When we got to the diagram part, where we gave up “peeps” forever and learned words like, “vagina,” “penis,” and “scrotum,” Vivvi laughed so hard she fell off her stool. It was truly a good time.

We got to the page I was most dreading when that phone call came in, and by that point, I was ready. I told them about the special kind of loving adults do sometimes. Wally immediately declared, “I don’t think I’ll ever want to do that.” Vivvi said, “My friend did that with her boyfriend.”

I said, “Did you hear what I said, Vivvi? I said, ‘The penis goes into the vagina.’ I don’t think your friend did that.”
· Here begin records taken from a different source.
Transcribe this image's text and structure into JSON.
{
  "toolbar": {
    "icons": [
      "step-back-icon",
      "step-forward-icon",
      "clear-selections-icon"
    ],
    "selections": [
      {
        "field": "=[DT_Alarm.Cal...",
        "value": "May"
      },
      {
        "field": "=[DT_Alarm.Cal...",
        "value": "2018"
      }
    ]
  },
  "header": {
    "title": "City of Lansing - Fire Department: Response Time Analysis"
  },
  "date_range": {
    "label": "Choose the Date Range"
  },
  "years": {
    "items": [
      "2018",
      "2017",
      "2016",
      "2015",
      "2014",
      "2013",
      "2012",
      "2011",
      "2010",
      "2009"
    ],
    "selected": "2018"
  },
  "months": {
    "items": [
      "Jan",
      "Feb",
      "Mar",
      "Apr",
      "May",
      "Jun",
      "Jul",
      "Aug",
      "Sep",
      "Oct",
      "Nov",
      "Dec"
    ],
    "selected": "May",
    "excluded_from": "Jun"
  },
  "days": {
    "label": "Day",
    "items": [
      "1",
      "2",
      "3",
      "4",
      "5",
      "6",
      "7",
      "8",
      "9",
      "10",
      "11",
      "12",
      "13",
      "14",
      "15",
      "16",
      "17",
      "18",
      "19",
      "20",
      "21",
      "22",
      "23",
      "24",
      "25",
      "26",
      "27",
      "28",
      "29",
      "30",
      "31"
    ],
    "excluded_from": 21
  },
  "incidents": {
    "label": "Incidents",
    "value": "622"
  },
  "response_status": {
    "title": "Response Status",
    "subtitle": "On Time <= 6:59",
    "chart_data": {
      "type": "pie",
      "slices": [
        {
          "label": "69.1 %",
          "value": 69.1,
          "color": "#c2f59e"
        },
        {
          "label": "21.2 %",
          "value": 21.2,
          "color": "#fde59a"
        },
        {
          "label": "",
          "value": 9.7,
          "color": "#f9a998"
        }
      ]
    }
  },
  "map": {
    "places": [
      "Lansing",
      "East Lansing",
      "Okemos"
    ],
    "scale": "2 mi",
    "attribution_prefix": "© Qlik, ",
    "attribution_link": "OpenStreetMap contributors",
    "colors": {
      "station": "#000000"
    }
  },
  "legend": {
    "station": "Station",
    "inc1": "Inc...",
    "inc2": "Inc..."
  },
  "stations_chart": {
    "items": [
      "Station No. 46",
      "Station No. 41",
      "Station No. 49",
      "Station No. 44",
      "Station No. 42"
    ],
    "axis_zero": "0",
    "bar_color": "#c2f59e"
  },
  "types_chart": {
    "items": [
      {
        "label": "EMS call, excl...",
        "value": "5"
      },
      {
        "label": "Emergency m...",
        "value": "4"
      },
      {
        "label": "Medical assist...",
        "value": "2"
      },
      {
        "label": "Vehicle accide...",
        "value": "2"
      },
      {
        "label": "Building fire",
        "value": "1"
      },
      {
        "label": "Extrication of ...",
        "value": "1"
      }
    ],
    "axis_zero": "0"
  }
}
“Oh, no, they just touched lips,” she said. Then around 20 seconds later, “Wait,” her face lit up in shock like Kevin’s in the after-shave scene of Home Alone. “You and daddy’s private parts touched?!?!”

It wasn’t all laughing. We did get past the laughing. But the laughing helped me to see why now is the time. It was actually fun to do this now, before they were uncomfortable or embarrassed or self conscious. They asked questions, and I answered. We’d learn something, and they’d be excited to move on to the next part. We now have a dialogue going, and I don’t even feel brave. I feel interested and curious. I feel like we are embracing and getting excited about one of the coolest parts of life—existence—together. This is the story of science, and miracles. We exist. And now we can talk about that.

Later that night at dinner, the kids were telling husband Wally about it. Vivvi said, “And then we saw a picture of a wiener.”

“Not a wiener, right Vivvi?” I asked.

“Oh yeah,” she said. “A Veenis.” Well, I thought. At least now I know we can talk about it.